Crowds of Thais eager to witness history yesterday filled roads around the grand palace waiting under a scorching sun for newly crowned King Maha Vajiralongkorn, Rama X of Thailand, to emerge on a golden palanquin for a procession through Bangkok’s historic heart.
Wearing yellow shirts — the royal color — and carrying hats and umbrellas to protect against temperatures reaching 36°C, they inched through security checkpoints, many clutching portraits of the king.
“It may be my first and last chance to see this,” 57-year-old Nattriya Siripattana said of the first ceremony of its kind in 69 years. “I’m afraid of the heat but it won’t stop me.”
Photo: Reuters
The three-day coronation, which started on Saturday, is the first since Vajiralongkorn’s adored and revered father was crowned in 1950 and most Thais have never seen the elaborate show of pageantry and ritual.
The king and Queen Suthida stayed in the royal residence on Saturday night, where a Siamese cat and a white rooster were placed on a pillow as part of housewarming rituals intended to bring good tidings.
They moved to a throne hall yesterday morning where the king in white uniform bestowed the royal titles on family members, including on 14-year-old Prince Dipangkorn Rasmijoti, who knelt and prostrated in front of his father as he was anointed with water.
The teenager is the king’s son from his third marriage.
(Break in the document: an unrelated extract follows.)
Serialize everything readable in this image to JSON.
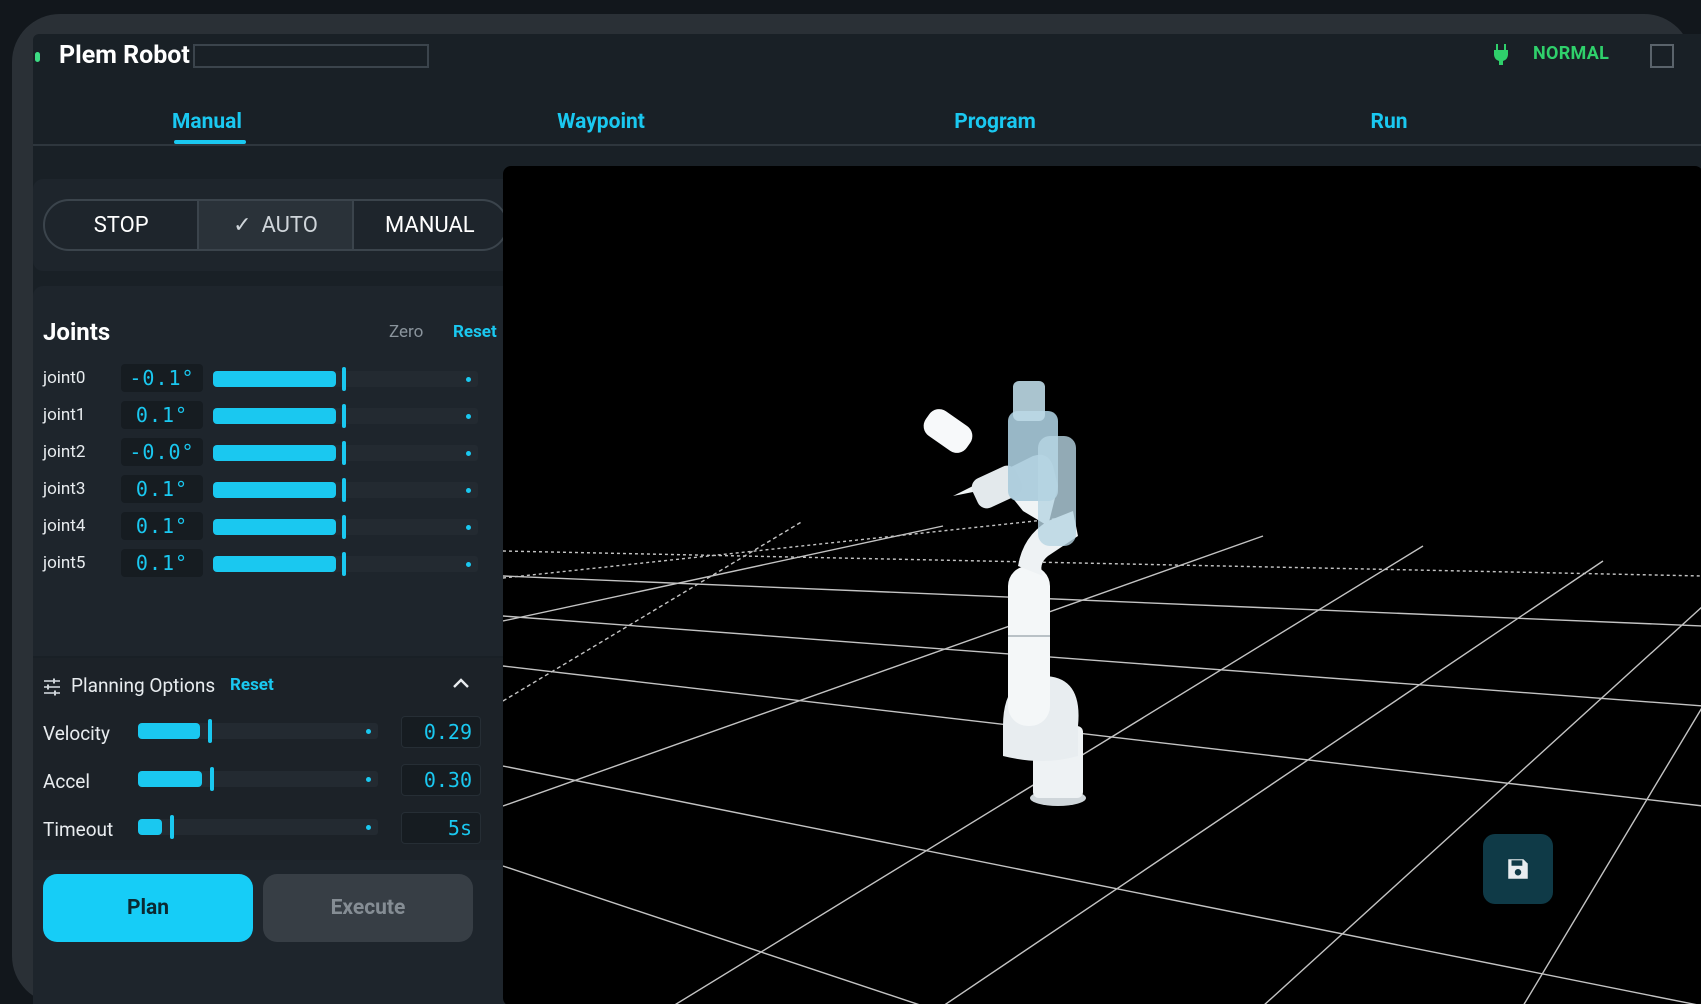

He has six other children, including four sons from two previous wives.
Thailand’s monarchy is swaddled in ritual, protocol and hierarchy all orbiting around the king, who is viewed as a demigod.
Later, Vajiralongkorn was to be carried from the palace by groups of soldiers in round gold helmets, flanked by others bearing umbrellas, beating drums and holding royal standards along a 7km procession.
Thais would have the opportunity to “pay homage” to the king who would also stop at several major temples to pray before large gilded Buddha images.
On the ground authorities sprayed mists of water over the crowds whose numbers were bolstered by droves of “Jit Arsa” — or “Spirit Volunteers” — intended to project a show of devotion and fealty to the monarchy.
Yet soaring temperatures threatened to thin out the numbers.
“I won’t go today because I’m afraid that I will faint,” a woman in her mid-60s said.